Confused on where to lock down firewall for OpenVPN site to site

paulctan · July 16, 2021, 8:38pm

I followed the video How To Setup A Peer to Peer / Site to Site VPN Using OpenVPN On pfSense - YouTube and I successfully established a site to site VPN with OpenVPN as per the video. Now, I’m trying to lock it down to limit access to specific servers (i.e. specific IPs) on the OpenVPN server site. I.e. the OpenVPN client network should only access certain IPs on the OpenVPN server site. Using the video’s IP to talk about it, let’s say I want to limit computers on the 192.168.20.0/24 network to have access to only a specific server, let’s say 192.168.40.11. Where do I put the firewall rules to block everything from the 192.168.20.0/24 network to the 192.168.40.0/24 network except for 192.168.40.11?

Do I add a firewall run on the 192.168.20.1 pfSense? If so, do I add it on the OpenVPN interface or on the OPT1 interface (Firewall / Rules / OPT1)?

Or, do I add it into the server 192.168.40.1 pfSense? Do I add it to the OpenVPN interface?

I’ve tried adding it to several combinations of the above and it’s still passing my pings.
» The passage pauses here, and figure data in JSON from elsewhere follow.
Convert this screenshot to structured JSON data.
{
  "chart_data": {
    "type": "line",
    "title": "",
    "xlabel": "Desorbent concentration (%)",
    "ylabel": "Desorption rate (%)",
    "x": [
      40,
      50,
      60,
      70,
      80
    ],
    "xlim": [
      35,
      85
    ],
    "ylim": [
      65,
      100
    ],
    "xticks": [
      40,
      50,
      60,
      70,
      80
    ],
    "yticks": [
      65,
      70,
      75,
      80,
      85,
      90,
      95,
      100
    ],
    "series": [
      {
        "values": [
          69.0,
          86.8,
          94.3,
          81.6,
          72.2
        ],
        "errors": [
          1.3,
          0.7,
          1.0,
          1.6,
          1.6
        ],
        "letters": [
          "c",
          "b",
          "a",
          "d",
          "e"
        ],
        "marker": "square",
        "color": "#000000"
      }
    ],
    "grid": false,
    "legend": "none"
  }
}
Any help or links would be appreciated.

LTS_Tom · July 17, 2021, 9:32am

In this video, about half way through I dive into how to create firewall rules that restrict by IP address and that might help you with the concepts. The server side will only see the OpenVPN address so you will need rules on the client side to restrict what systems can traverse the VPN.

neogrid · July 17, 2021, 11:19am

The way I’ve setup my network with multiple vlans is to treat my OpenVPN connections as another network, while you can also configure the OpenVPN server with rules which may also work.

I’ve defined an alias for my subnets (including VPNs) which I use in rules for each network which controls which vlans can see each other, followed by a second rule which controls access to the WAN. So my IoT, Guest, CAM network can only access the WAN and the VPN, ISP networks can see everything.

paulctan · July 18, 2021, 9:45pm

Thanks! The video you pointed out showed me what I was missing - restarting the OpenVPN server. I was implementing the rules thinking that it would take hold in the firewall as soon as I applied it. Turns out that I needed to restart the OpenVPN server like you did in the video!